Quem ladra aos meus ouvidos

todas as noites,

pai?

Que cão negro passa por cima da cama, cheira-me as raízes,

prolonga-se no esquecimento e cresce cresce cresce

como uma sombra hereditária no homem que viste desfazer-se quando lhe gritaram que tinha de ser mais homem,

mais ossos indigestos na reflexão podre do sol.
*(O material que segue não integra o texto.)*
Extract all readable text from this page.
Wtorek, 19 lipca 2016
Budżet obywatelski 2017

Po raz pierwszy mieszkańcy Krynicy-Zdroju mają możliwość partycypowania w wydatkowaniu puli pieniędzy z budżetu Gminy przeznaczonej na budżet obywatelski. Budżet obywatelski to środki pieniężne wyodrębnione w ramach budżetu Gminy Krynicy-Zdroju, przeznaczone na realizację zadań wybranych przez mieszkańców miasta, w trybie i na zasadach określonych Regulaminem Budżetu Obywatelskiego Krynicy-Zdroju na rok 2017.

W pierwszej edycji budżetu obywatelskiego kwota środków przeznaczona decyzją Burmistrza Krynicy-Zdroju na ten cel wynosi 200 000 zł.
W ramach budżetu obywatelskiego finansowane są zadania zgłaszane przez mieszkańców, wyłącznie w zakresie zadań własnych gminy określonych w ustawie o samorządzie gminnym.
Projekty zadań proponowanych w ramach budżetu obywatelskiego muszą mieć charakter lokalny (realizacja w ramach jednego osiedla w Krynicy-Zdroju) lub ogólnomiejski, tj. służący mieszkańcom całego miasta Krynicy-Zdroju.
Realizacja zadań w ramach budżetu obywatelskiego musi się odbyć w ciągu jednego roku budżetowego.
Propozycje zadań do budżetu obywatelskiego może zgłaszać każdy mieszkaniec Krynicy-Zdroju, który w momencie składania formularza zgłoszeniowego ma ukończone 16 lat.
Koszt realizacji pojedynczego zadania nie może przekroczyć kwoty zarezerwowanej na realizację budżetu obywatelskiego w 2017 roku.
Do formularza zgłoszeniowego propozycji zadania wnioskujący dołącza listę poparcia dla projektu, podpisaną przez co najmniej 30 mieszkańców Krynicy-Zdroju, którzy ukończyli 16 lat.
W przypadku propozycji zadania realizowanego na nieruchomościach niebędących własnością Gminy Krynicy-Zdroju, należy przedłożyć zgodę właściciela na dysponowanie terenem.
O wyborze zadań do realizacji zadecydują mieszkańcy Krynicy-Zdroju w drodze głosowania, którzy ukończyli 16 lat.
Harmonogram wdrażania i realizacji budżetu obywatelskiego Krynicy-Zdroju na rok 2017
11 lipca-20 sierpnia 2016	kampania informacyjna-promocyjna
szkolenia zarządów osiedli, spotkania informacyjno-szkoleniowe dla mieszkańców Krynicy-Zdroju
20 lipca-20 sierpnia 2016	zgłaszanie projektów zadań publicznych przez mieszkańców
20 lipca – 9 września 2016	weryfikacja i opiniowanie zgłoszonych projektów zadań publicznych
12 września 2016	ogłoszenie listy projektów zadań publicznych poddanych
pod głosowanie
Risos imundos soltos na calma nessa calma que não tens nessa que te espreita que te inocenta e torna

suspeito.



 


I


ao longo das casas

o rasto de nevoeiro

a enfeitar a dor

em redor

do amor


crescer é povoar um cisne

é árvore fecunda

a acumular a infância


ao longo dos dias

noites que são veias


é nessa intimidade

que me devolves os ossos


casas que são uma mulher

a dormir em espiral


uma sombra arqueada

no móvel da sala


estás e não estás

e quando não estou

abraço-te mais.






II


a mãe retira

as etiquetas

sabe que

ninguém nasce

com

etiqueta

há um planeta

inesgotável

na profundidade

de cada poro

uma pessoa inteira

não cabe dentro

de um nome.





III


a criança desarvorada

debruça-se perigosamente

pela verve

pilhéria necessária

às exigências da página

salmo ibérico

na reunião dos espectros

que pleiteiam entre si

a propriedade deste

ressurgimento em rio

ser-alífero pousado

na menstruação da mãe.





IV


com uma régua enorme

medir a distância

entre nós e as perguntas


nenhuma estrela amarga

é uma cidade


habitar lentamente cada imagem

puxar o corpo

para fora do ventre

puxar o ventre

para fora do corpo


medir a distância em sons

até às respostas desbotadas

nas ruas amargas das estrelas


concentrar-se

até ouvir o escuro

do ninho.




 

É formada em Estudos Chineses, Portugueses e Relações Internacionais. Publicou até à data cinco livros de poesia original nas editoras Âncora e Labirinto e uma antologia de poesia chinesa contemporânea por si selecionada e traduzida “Poética Não Oficial” (Editora Labirinto, 2020). Os seus textos têm vindo a ser publicados um pouco por todo o mundo. Tem recebido diversos prémios literários pela sua obra. É cronista no jornal Hoje Macau e membro da APWT (Asian-Pacific Writers and Translators). Em 2021 obteve uma Bolsa de Criação Literária do governo português (DGLAB).